Intisari Diskusi
Kamis, 15 Desember 2022

Evaluasi Tahapan Pemilu dan Catatan Politik Akhir Tahun: Seberapa Demokratiskah Politik Elektoral Menuju Pemilu 2024

LIMA - Formappi - KIPP - TePI - Kata Rakyat - PARA Syndicate

Perihal tahapan Pemilu, proses verifikasi faktual baru saja selesai pada Rabu (14/12) lalu. Namun, beberapa hari sebelumnya, mencuat isu bahwa KPU melakukan manipulasi selama proses verifikasi faktual. Isu ini disusul aksi protes kepada KPU. Keriuhan ini dikhawatirkan mendelegitimasi proses Pemilu 2024. Hal ini berpotensi memunculkan kembali isu perpanjangan jabatan atau tiga periode Presiden Jokowi.
Bersamaan dengan keriuhan itu, peran Badan Pengawas Pemilu (Bawaslu) juga dipertanyakan. Badan yang seharusnya mengawasi pelaksanaan tahapan Pemilu ini tampaknya belum mampu memitigasi masalah seperti itu, serta tak transparan terkait polemik yang terjadi.

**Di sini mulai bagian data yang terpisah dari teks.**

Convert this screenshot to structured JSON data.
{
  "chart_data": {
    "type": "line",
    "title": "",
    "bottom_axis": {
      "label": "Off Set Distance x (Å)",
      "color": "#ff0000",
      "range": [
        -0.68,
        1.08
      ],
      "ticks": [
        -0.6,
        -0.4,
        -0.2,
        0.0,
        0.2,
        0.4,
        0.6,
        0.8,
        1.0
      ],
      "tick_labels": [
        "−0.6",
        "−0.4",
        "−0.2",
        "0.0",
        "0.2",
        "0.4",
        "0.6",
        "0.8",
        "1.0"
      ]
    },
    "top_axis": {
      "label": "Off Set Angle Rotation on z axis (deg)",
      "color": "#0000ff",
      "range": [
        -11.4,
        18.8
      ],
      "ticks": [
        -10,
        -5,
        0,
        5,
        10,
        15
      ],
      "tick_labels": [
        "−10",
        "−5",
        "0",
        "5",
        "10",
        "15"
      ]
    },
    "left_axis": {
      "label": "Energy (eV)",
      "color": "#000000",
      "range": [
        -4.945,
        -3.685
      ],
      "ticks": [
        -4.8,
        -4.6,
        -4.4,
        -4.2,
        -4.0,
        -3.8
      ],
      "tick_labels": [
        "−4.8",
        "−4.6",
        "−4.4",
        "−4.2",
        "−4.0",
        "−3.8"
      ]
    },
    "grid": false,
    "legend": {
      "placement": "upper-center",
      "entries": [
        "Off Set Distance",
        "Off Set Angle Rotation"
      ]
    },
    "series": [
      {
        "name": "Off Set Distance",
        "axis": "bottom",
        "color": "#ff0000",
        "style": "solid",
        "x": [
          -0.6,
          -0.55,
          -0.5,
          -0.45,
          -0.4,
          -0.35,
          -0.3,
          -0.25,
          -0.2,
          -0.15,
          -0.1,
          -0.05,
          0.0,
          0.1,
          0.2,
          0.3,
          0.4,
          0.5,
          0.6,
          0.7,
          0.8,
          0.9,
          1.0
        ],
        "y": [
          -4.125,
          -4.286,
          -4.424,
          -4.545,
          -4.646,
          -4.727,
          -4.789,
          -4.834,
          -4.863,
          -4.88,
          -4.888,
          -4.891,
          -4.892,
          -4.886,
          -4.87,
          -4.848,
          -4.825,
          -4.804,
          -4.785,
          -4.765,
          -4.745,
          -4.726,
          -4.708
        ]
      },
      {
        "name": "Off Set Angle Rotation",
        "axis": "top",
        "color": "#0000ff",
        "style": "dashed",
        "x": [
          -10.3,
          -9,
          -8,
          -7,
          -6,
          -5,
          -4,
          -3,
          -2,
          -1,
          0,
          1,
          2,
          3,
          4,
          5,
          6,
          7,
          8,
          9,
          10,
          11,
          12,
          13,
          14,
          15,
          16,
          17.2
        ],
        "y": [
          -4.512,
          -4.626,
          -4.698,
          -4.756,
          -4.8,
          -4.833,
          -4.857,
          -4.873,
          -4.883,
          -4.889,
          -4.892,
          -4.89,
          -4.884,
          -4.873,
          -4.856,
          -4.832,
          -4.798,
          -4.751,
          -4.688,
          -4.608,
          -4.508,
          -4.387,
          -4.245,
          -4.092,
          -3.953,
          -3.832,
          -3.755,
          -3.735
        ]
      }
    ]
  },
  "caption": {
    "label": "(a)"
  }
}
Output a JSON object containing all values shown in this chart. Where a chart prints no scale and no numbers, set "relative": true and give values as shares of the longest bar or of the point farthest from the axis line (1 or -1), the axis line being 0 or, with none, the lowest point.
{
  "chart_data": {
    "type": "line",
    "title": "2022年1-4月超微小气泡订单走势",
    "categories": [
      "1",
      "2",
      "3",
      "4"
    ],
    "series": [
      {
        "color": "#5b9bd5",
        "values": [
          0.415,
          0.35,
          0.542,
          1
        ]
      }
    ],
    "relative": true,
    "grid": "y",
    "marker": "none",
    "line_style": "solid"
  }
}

Pada gilirannya, kecurigaan publik kepada KPU dan Bawaslu jadi meningkat. Publik jadi antipati terhadap pemilu. Maka dari itu, pengelolaan pengelola hajatan Pemilu harus hati-hati, termasuk mengenai persoalan administratif—yang belakangan dianggap dimanipulasi itu. Hal yang tak kalah penting, baik KPU maupun Bawaslu harus berbenah dan ingat independensinya. Keduanya harus menanggapi laporan dari publik dengan serius, serta harus transparan.
Adapun perihal kinerja pemerintah di sepanjang 2022, kemungkinan menurun. Ada dua kemungkinan terkait hal ini. Kalau menurun perlahan, maka “legacy” Jokowi-Ma’ruf akan terjaga dengan baik. Kemudian di Pemilu selanjutnya, masyarakat lebih mungkin memilih calon presiden yang sosoknya seperti Jokowi.

Sementara itu, kalau kepuasan turun secara signifikan, Jokowi saat ini harus mempertahankan eksistensinya dan konsolidasi di tengah atmosfer Pemilu 2024. Dengan begitu, pemerintah masih berjalan kondusif.

Terlihat bahwa Prinsip DPR sekarang yaitu “asal cepat, asal jadi. Isi tinggal revisi dan perihal publik, itu urusan nanti.” Kepastian hukum ini jadi lentur, termasuk soal peraturan perundang-undangan (Perpu) baru tentang Pemilu dan UU Ibu Kota Nusantara (IKN).

Masih perihal kinerja pemerintah, yang disayangkan adalah peran Dewan Perwakilan Rakyat (DPR) hanya mengakomodasi keinginan pemerintah saja. Sebab kebanyakaan undang-undang (UU) diinisiasi oleh pemerintah, dan ini minim partisipasi publik. Sementara, DPR sekadar pemberi stampel. Terlihat bahwa Prinsip DPR sekarang yaitu “asal cepat, asal jadi. Isi tinggal revisi dan perihal publik, itu urusan nanti.” Kepastian hukum ini jadi lentur, termasuk soal peraturan perundang-undangan (Perpu) baru tentang Pemilu dan UU Ibu Kota Nusantara (IKN).

Berangkat dari itu, dari sisi demokrasi, pemerintah Indonesia tampak semakin sentralistik. Desentralisasi juga meluntur dan ini terlihat dari jalannya Pemilu, di mana keputusan KPU daerah harus berdasarkan keputusan pusat.
Melihat berbagai persoalan itu, pemerintah memang harus berbenah. Adapun pertanyaan perihal reshuffle dan berbagai hal lain terkait pemerintah saat ini akan terjawab paling lambat Maret nanti.
Sembari berbenah, pemerintah harus mempersiapkan Pemilu 2024 yang akan menentukan nasib negara di masa mendatang. Dalam menghadapi Pemilu ini, diperlukan kearifan atau kedewasaan dalam berpolitik termasuk di elit politik, misalnya presiden harus netral dan tak condong memilih calon tertentu.

Perlu diingat juga bahwa polarisasi selama kampanye adalah keniscayaan, namun akan lebih kondusif bila yang diisukan seputar gagasan; bukan SARA. Selain itu, perbedaan pilihan politik harus dihargai.